The Rapid RFP (RRFP) is designed to drive from a shortlist to a preferred vendor in some really quick steps. If an RRFP is no the way you want to go, a standard RFP is fine, but again, the vendors do not like them.


Compare the vendors against the selection criteria

The next step is to compare the vendors against your selection criteria. You can find out more about software evaluation criteria or build your own. It might include:

  • Product fit: How close does their solution fit the need?

  • Experience/expertise: Consider whether the vendor has a good understanding of your business and what you need from them. Does their team have industry experience or technical know-how? Do they understand your industry, products and markets well enough so they can provide effective solutions for your needs?

  • Pricing: In addition to price being an important factor in any decision-making process, consider how transparently each potential supplier presents their pricing structure--are there hidden costs or extras that could come back to bite you later down the line (e.g., "upfront" fees)?

We run a little process called the Vendor Head to Head - which compares and contrasts the vendors against one another across more than 20 points.

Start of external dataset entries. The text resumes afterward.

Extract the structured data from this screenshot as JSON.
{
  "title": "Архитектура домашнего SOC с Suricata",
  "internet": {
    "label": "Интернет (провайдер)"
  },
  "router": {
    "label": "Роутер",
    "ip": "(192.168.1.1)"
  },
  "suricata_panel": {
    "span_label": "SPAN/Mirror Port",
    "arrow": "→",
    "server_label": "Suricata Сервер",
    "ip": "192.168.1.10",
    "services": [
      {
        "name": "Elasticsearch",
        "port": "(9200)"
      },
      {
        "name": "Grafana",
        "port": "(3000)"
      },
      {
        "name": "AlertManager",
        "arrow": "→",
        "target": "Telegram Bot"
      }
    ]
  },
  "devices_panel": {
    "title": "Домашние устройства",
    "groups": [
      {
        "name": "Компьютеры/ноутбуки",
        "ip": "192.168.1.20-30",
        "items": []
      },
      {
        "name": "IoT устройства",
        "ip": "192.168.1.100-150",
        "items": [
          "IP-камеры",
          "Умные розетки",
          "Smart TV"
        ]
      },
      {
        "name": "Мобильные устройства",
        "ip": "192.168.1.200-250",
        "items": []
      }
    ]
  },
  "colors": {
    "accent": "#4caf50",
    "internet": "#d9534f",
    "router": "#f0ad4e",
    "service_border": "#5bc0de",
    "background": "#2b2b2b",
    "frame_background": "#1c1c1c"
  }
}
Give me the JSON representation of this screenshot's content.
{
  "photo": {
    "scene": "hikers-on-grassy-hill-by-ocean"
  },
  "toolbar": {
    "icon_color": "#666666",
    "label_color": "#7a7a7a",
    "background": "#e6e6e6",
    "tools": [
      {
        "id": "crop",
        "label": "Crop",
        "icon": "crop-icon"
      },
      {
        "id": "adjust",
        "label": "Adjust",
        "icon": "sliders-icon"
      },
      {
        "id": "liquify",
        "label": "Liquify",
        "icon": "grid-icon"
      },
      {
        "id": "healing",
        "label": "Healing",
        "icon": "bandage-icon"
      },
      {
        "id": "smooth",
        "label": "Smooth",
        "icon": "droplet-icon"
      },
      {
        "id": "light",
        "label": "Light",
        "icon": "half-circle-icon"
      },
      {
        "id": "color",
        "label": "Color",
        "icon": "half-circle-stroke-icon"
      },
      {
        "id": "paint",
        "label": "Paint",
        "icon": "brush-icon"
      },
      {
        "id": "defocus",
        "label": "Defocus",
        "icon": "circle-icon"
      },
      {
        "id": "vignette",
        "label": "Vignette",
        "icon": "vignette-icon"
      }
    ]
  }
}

This is a really helpful way to clearly show the difference between the shortlisted participants.


Announce the preferred vendor

Once you've made your decision, it's important to communicate the decision to both the vendors and relevant stakeholders. Although it's an easy option to rush and let the preferred vendor know the good news, it's really important to be professional and let those that put the hard work in but failed, know why that is.


Conclusion

There are a million and one different ways to run a Vendor Selection Service. This is just one approach but you can pick and choose as appropriate - maybe some elements will be more useful to you than others.